I saw an opening. I informed her that what was now the Las Vegas valley was, millions of years ago, the ocean floor. Thick deposits of Ordovician mudstone could be
seen in the nearby deserts, which was evidence of a great flood. I had covered all of this in a 7th grade geology report, “Soft Rock and Heavy Metals: What You Didn’t Know About Nevada’s Geology.” I added that they shouldn’t worry about flooding from global warming either, because the city was more than 2,000 feet above sea level. But the heat may make the valley uninhabitable.
Janet drained her glass. “Interesting,” she said, as if she didn’t want to hear any more. She poured another glass of wine. I stayed in the kitchen, in case she wasn’t done with me.
“Carl’s dad moved out here and bought this place because he thought the weather would be good for his health. But the desert doesn’t heal cancer. You probably could have told him that.”
No, because I didn’t know him then. That’s what I almost said.
“Then he dies and leaves the place to Carl and his other son. Carl bought out his brother at the top of the market. Then the market dropped and we couldn’t sell the house in California, and this place is worth a third of what it used to be.”
“It’s a nice house,” I said.
She lit a cigarette and blew the smoke toward the window, which was closed. “Hollow doors. Drywall had mold. Mold in the desert. But this stucco box had to stay in the family. Sentimental value. If Carl was so sentimental, why didn’t he buy the old man’s house in Michigan?”

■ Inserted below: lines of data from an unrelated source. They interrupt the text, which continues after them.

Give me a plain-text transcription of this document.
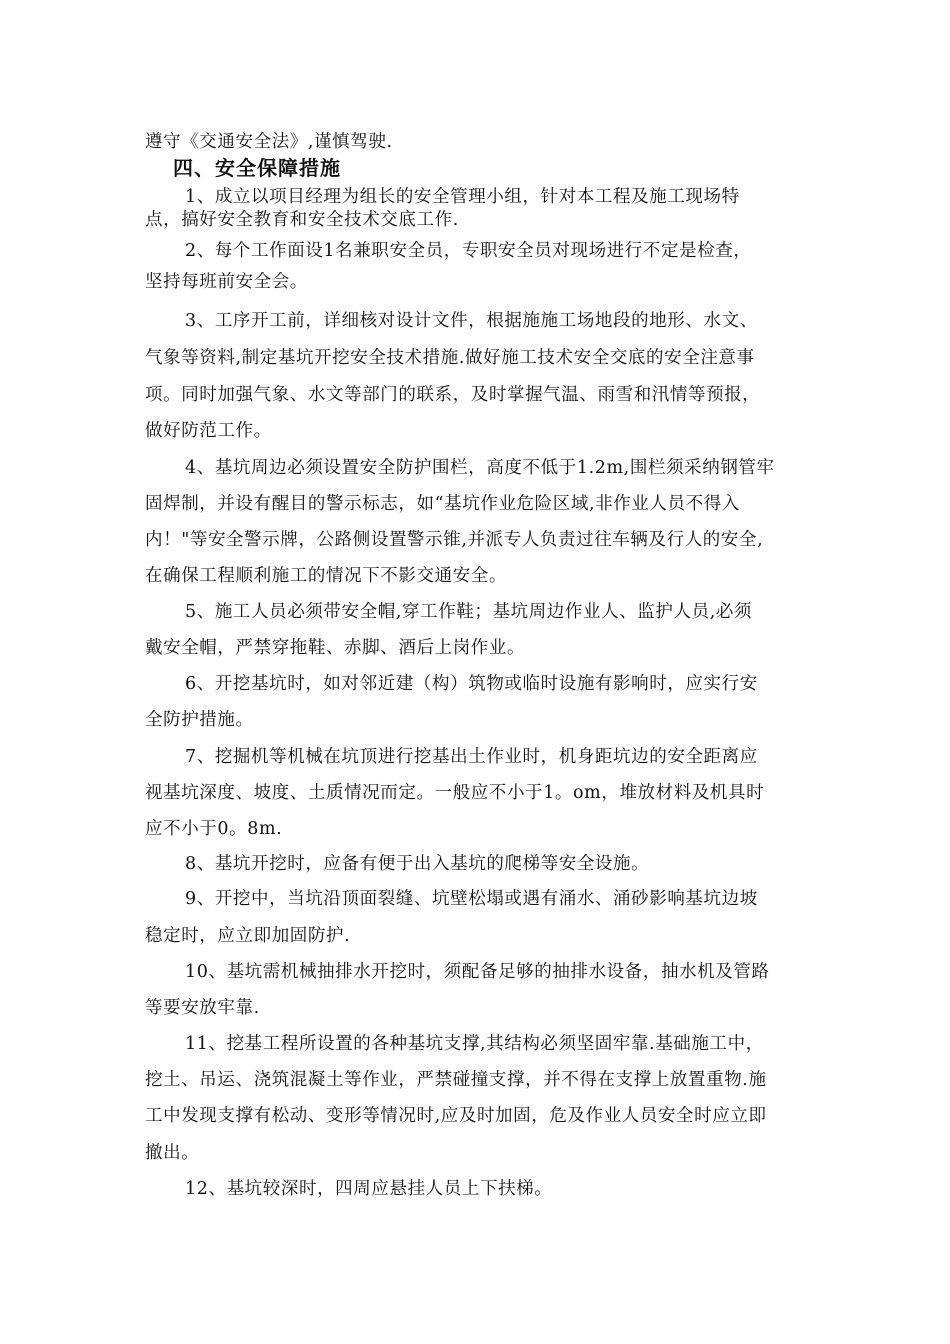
遵守《交通安全法》,谨慎驾驶.
四、安全保障措施
1、成立以项目经理为组长的安全管理小组，针对本工程及施工现场特
点，搞好安全教育和安全技术交底工作.
2、每个工作面设1名兼职安全员，专职安全员对现场进行不定是检查，
坚持每班前安全会。
3、工序开工前，详细核对设计文件，根据施施工场地段的地形、水文、
气象等资料,制定基坑开挖安全技术措施.做好施工技术安全交底的安全注意事
项。同时加强气象、水文等部门的联系，及时掌握气温、雨雪和汛情等预报，
做好防范工作。
4、基坑周边必须设置安全防护围栏，高度不低于1.2m,围栏须采纳钢管牢
固焊制，并设有醒目的警示标志，如“基坑作业危险区域,非作业人员不得入
内！"等安全警示牌，公路侧设置警示锥,并派专人负责过往车辆及行人的安全,
在确保工程顺利施工的情况下不影交通安全。
5、施工人员必须带安全帽,穿工作鞋；基坑周边作业人、监护人员,必须
戴安全帽，严禁穿拖鞋、赤脚、酒后上岗作业。
6、开挖基坑时，如对邻近建（构）筑物或临时设施有影响时，应实行安
全防护措施。
7、挖掘机等机械在坑顶进行挖基出土作业时，机身距坑边的安全距离应
视基坑深度、坡度、土质情况而定。一般应不小于1。om，堆放材料及机具时
应不小于0。8m.
8、基坑开挖时，应备有便于出入基坑的爬梯等安全设施。
9、开挖中，当坑沿顶面裂缝、坑壁松塌或遇有涌水、涌砂影响基坑边坡
稳定时，应立即加固防护.
10、基坑需机械抽排水开挖时，须配备足够的抽排水设备，抽水机及管路
等要安放牢靠.
11、挖基工程所设置的各种基坑支撑,其结构必须坚固牢靠.基础施工中，
挖土、吊运、浇筑混凝土等作业，严禁碰撞支撑，并不得在支撑上放置重物.施
工中发现支撑有松动、变形等情况时,应及时加固，危及作业人员安全时应立即
撤出。
12、基坑较深时，四周应悬挂人员上下扶梯。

It wasn’t clear whether I should answer the question. I didn’t know a lot about real estate. It was a personal matter anyway.
She stubbed out the half-smoked cigarette in a wooden African bowl. “What I said on the voice mail was, if you need a ride, ask us. I asked you not to ride your bike. There are no bike lanes and the drivers here are idiots. And you don’t have to pay us for gas.”